Théâtre / La Comédie Odéon ose un pari rare dans nos contrées : programmer une pièce plus de quatre mois. Le moliérisé Porteur d'Histoire se présente avec un casting lyonnais. À demi-convaincant.
C'est une pièce page-turner comme il existe des livres. Tout s'imbrique de sorte qu'aucune respiration n'est possible. Bluffant au premier abord mais pas forcément très consistant. Cinq comédiens (dont deux formés à l'ENSATT), choisis parmi un casting qui a mobilisé 480 candidatures, se présentent neutres : marcel blanc / pantalon, pour ensuite endosser une multitude de rôles et autant de costumes à un rythme infernal. Toute la réussite de ce spectacle créé en 2014 par Alexis Michalik (et qui se joue encore actuellement à Paris) tient en sa capacité à tuiler ses scènes. Car voici que nous sommes au cœur d'un fait divers. Au fin fond de l'Algérie, un homme vient porter une histoire pas tout à fait par hasard. Continuellement en alternance entre la première et la troisième personne du singulier, l'intrigue va notamment dérouler la vie de Martin Martin qui, dans les Ardennes, se retrouve à devoir faire de la place dans un cimetière pour enterrer son père. Il déplacera une vieille tombe lestée de manuscrits inédits. Cette plongée dans la vie d'une certaine Antès le mènera à Alexandre Dumas, Eugène Delacroix puis aux Lysistrates, une société secrète !
Tout est fiction
Vrai ou faux, ce récit vaut par sa fluidité, sa capacité à faire des allers-retours entre aujourd'hui (les 80's caractérisées par le débat présidentiel de l'entre deux tours 1988) et l'Antiquité. Sauf que tout cela est au service de quoi sinon cette cascade de récits ? Difficile de comprendre l'évocation de la colonisation algérienne évoquée mais pas empoignée, ou même encore la Révolution française. Et fatalement à ce rythme (1h35 pour tout dire), il faut avancer à gros traits, car toutes les situations doivent s'installer en une fraction de seconde, d'où des costumes attendus (robe-tournure, toges...) et la quasi absence de décor (un tableau noir et quelques tabourets).
Bien sûr, tout cela fonctionne, c'est indéniable. Les comédiens sont la pierre angulaire de ce maelstrom et jouent parfaitement le jeu.

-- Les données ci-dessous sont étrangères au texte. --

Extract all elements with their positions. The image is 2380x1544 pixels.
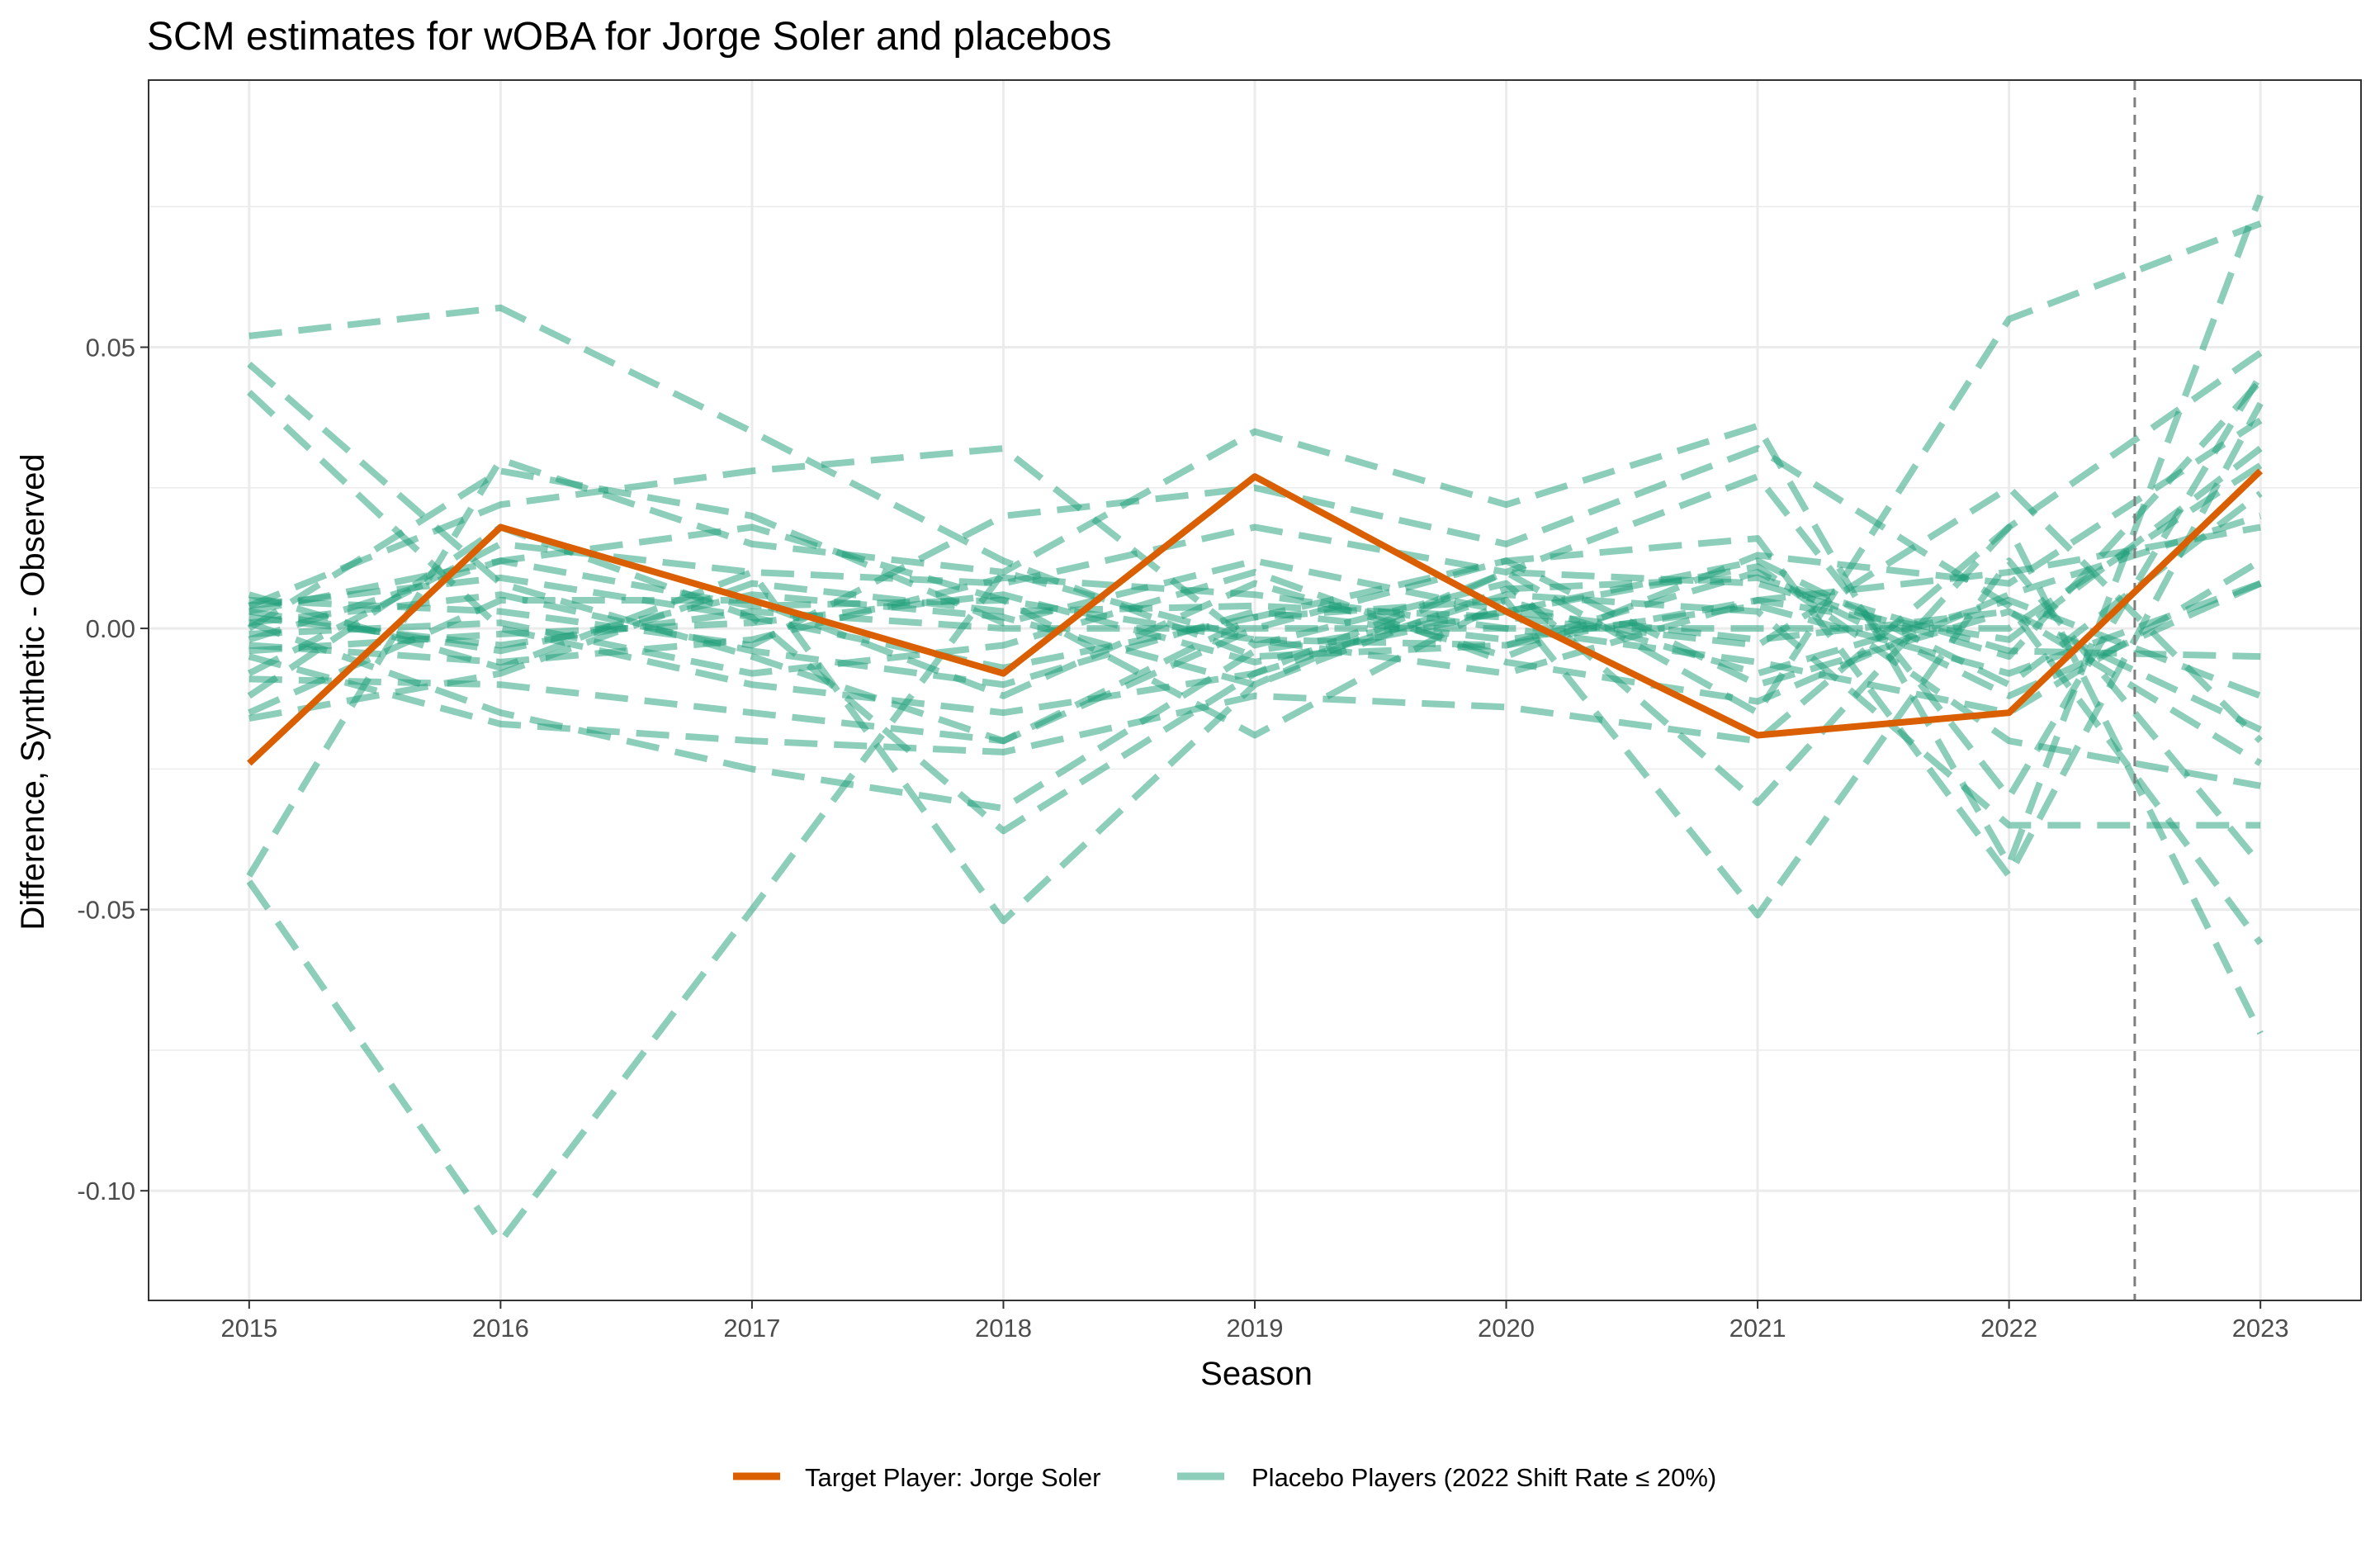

Cependant, à trop être multipliés, les sujets ne sont qu'effleurés et aucun n'est vraiment traité si ce n'est celui – et c'est la meilleure partie – de ce couple en voie de séparation. Leur dialogue au téléphone, face au public et sans se regarder, sont de ceux que peut-être, plus banalement certes et sans effet de saturation, il aurait été intéressant de voir se développer. C'eut été un autre spectacle et ce n'est pas le propos.